Di hadapanNya saya tersungkur dan saya menangis. Begitu banyak saat penting, saya tak bersamanya. Begitu banyak saat genting, saya tak menjaganya. Maafkan Bapak, saya tak hadir di sana. Tetapi pada malam-malam itu kubacakan doa seorang anak untuk orangtuanya. Kumohonkan pada Dia sebaik-baiknya penjaga. Kusampaikan pada dia, sebaik-baiknya pecinta. Agar kasihNya dan kerinduan pada mereka senantiasa melindungi, menjaga, menaungi…dan membimbingmu, selamanya. Selamanya.
Kini, kami tahu jalan yang ditempuhnya. Tugas yang diembannya. Ia memilih untuk mewakafkan seluruh hidupnya untuk memperkenalkan keluarga Rasulullah Saw yang tercinta. Kerinduan pada Ahlul Bait Nabi menjadi motor yang menggerakkan seluruh dirinya. Ia hanya ingin datang dengan persembahan terbaik saat nanti menghadapNya.
Semua yang ia lakukan untuk keluarga suci tersayang. Maka ketika hari ini, ia pertahankan disertasi tentang penerima wasiat Nabi Saw, saya tersungkur dalam haru. Di UIN Alauddin, Makassar, ia pancangkan tonggak para pecinta keluarga Nabi. Saya berharap, nun jauh di ufuk sana, para teladan kekasih hati menunggu saat menuai janji.
Terima kasih pada semua pihak yang telah membantu. Saudaraku Syamsuddin Baharuddin dan teman-teman di Makassar yang gigih menghadapi berbagai hadangan. Saudara-saudara di IJABI, Yayasan Muthahhari, dan seluruh sahabat serta handai taulan.
Bendera itu telah dikukuhkan. Hari ini hari bersejarah. Mazhab keluarga Nabi Saw secara ilmiah dipertanggungjawabkan.
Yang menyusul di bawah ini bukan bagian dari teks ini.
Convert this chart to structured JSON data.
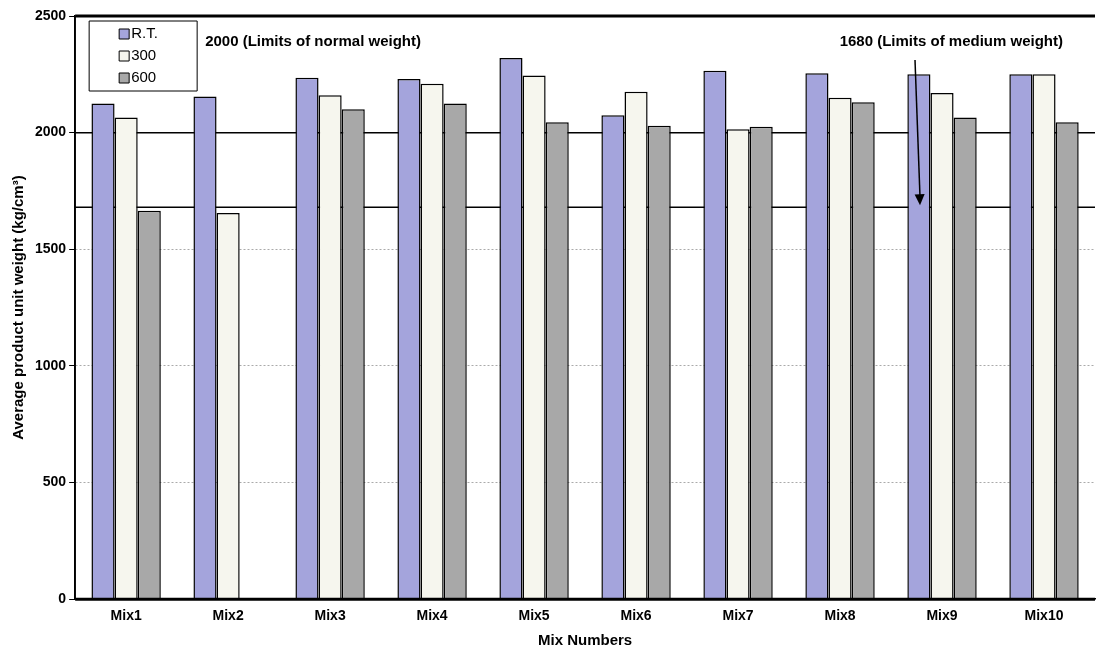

Tak ada lagi dikotomi Sunnah-Syiah. Islam Sunni dan Islam Syiah adalah dua pilar penopang bangsa. Bagai burung yang terbang dengan dua sayapnya. Saya tahu, Bapak akan tetap menjadi jembatan itu. Bertahun-tahun lalu, ia menyebut dirinya ''Susyi'' Sunnah-Syiah. Kini, ia mengusung Islam Madani. Islam yang rahmatan lil 'aalamin, apa pun mazhab Anda, apa pun latar belakang kelompok Anda.
Selamat, Doktor Jalaluddin Rakhmat. Berbahagialah kedua orangtua yang mengantarkanmu ke dunia. Bahagia tak terkira, kami jadi bagian dari hidup Bapak. Maafkan kurangnya perkhidmatan. Ampuni kami yang hanya bisa mengantarmu, dengan doa dan tangisan.
I love you. We love you. And we will always be with you.